If the reserves go to Medicaid and enrollment continues to rise, MHIP could find money tight. One option would be to ease the crunch by reducing or eliminating its marketing efforts. But, Popper said, at least for now, that won't change.
"No decision was made to cease and desist the outreach effort," he said.
MHIP at a glance
Health insurance for people who have difficulty getting coverage in the private market
Who is eligible
People who have any one of 60 qualifying medical conditions such as diabetes, cancer, sickle cell disease and congestive heart failure
People who have been turned down for private insurance for medical reasons
People who have been offered insurance that excludes chronic conditions or has a substantially higher premium than MHIP
People who have lost employer coverage and have exhausted their continuation (COBRA) rights
People whose job has been affected by foreign trade
People age 55 to 64 who are receiving a pension from the Pension Benefit Guaranty Corp.
People moving to Maryland who were enrolled in a high-risk pool in another state
Depending on age and benefits chosen, individual coverage from $111 to $682 a month. Lower premiums for those with low to moderate income (up to $45,000 for a family of four).
Where to get information
Web: www.marylandhealthinsuranceplan.state.md.us MHIP by the numbers A look at the current fiscal year: Members: 10,000. Projected expenses: $99.5 million, including $93.9 million in claims and $5.6 million in administration costs. Projected revenue: $112.5 million; $34.4 million in premiums and $78.1 million from the state hospital assessment. The assessment is 0.81 percent on all Maryland hospital bills paid by private insurers, government programs and individuals.
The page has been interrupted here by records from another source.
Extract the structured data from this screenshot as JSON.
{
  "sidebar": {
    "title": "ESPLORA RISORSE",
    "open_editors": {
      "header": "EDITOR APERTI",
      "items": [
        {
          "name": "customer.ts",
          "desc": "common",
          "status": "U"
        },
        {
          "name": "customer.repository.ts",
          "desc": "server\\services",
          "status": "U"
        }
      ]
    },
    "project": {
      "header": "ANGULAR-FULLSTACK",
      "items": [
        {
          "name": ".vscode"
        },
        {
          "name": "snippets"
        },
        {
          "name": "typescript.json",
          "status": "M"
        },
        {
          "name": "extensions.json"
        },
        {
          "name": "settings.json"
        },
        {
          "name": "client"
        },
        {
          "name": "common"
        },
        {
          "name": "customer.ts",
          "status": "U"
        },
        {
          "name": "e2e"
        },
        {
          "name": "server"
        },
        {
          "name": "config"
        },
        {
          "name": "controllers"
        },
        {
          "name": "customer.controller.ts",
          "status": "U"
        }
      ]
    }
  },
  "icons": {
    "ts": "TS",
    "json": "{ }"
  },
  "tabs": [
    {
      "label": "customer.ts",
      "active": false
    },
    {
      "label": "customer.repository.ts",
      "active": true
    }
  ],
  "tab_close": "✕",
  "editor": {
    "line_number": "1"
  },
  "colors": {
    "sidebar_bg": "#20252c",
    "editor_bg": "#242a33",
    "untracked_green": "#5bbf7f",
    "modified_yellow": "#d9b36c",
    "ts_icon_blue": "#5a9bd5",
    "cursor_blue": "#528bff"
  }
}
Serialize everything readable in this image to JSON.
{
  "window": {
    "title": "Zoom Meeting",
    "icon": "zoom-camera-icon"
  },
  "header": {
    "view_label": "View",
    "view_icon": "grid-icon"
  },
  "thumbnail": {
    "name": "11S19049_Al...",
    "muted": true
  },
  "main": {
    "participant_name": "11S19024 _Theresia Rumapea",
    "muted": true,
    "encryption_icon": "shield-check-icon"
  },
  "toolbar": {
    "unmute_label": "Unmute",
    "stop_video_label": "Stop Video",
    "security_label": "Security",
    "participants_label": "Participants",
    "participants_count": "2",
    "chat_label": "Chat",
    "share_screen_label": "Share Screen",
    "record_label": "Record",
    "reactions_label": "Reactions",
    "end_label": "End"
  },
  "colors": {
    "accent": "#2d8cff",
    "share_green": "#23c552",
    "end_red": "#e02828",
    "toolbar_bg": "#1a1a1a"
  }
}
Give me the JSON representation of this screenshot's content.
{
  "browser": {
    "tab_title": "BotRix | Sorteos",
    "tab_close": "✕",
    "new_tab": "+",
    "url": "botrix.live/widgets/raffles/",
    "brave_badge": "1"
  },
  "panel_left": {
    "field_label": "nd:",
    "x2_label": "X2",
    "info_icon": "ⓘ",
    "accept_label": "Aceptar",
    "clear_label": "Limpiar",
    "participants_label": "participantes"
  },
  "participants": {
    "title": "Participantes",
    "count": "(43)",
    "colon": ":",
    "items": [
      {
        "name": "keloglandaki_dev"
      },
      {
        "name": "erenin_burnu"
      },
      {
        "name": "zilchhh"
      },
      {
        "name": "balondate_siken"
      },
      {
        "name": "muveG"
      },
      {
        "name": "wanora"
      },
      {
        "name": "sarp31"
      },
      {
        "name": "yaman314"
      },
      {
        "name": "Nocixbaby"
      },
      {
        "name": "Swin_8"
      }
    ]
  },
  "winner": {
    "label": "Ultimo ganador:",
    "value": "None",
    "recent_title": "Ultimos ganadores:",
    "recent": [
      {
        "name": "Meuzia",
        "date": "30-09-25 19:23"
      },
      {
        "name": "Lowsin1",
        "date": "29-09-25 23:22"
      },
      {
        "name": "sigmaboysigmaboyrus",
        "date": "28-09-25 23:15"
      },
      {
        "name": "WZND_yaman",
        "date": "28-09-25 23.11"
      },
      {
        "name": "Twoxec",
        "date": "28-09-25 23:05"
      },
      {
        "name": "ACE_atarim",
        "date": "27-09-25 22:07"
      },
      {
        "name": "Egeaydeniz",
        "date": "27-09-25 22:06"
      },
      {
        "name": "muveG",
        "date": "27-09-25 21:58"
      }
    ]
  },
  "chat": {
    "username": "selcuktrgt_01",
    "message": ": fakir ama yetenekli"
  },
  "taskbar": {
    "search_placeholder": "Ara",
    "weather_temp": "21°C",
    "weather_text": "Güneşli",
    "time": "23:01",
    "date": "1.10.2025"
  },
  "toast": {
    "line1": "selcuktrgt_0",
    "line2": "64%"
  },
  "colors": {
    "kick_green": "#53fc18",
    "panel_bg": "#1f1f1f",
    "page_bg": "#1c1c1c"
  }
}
Plans: MHIP offers plans at varying rates according to the deductible chosen and whether the member selects a preferred provider (PPO) plan, a high-deductible plan or an "exclusive provider" plan that doesn't cover out-of-network care but has no deductible. Premiums also increase with age. Premiums: Premiums are set at a markup from standard market rates. Next year the premiums for PPO coverage will rise to 130 percent of standard individual market prices from 120 percent now; the EPO cost will increase to 120 percent from 110 percent. Subsidies: Premiums are reduced for individuals with incomes under $22,050. Lower premiums are also available for families; for example, a family of four qualifies if household income is below $45,000. These limits will increase next year. Source: Maryland Health Insurance Plan.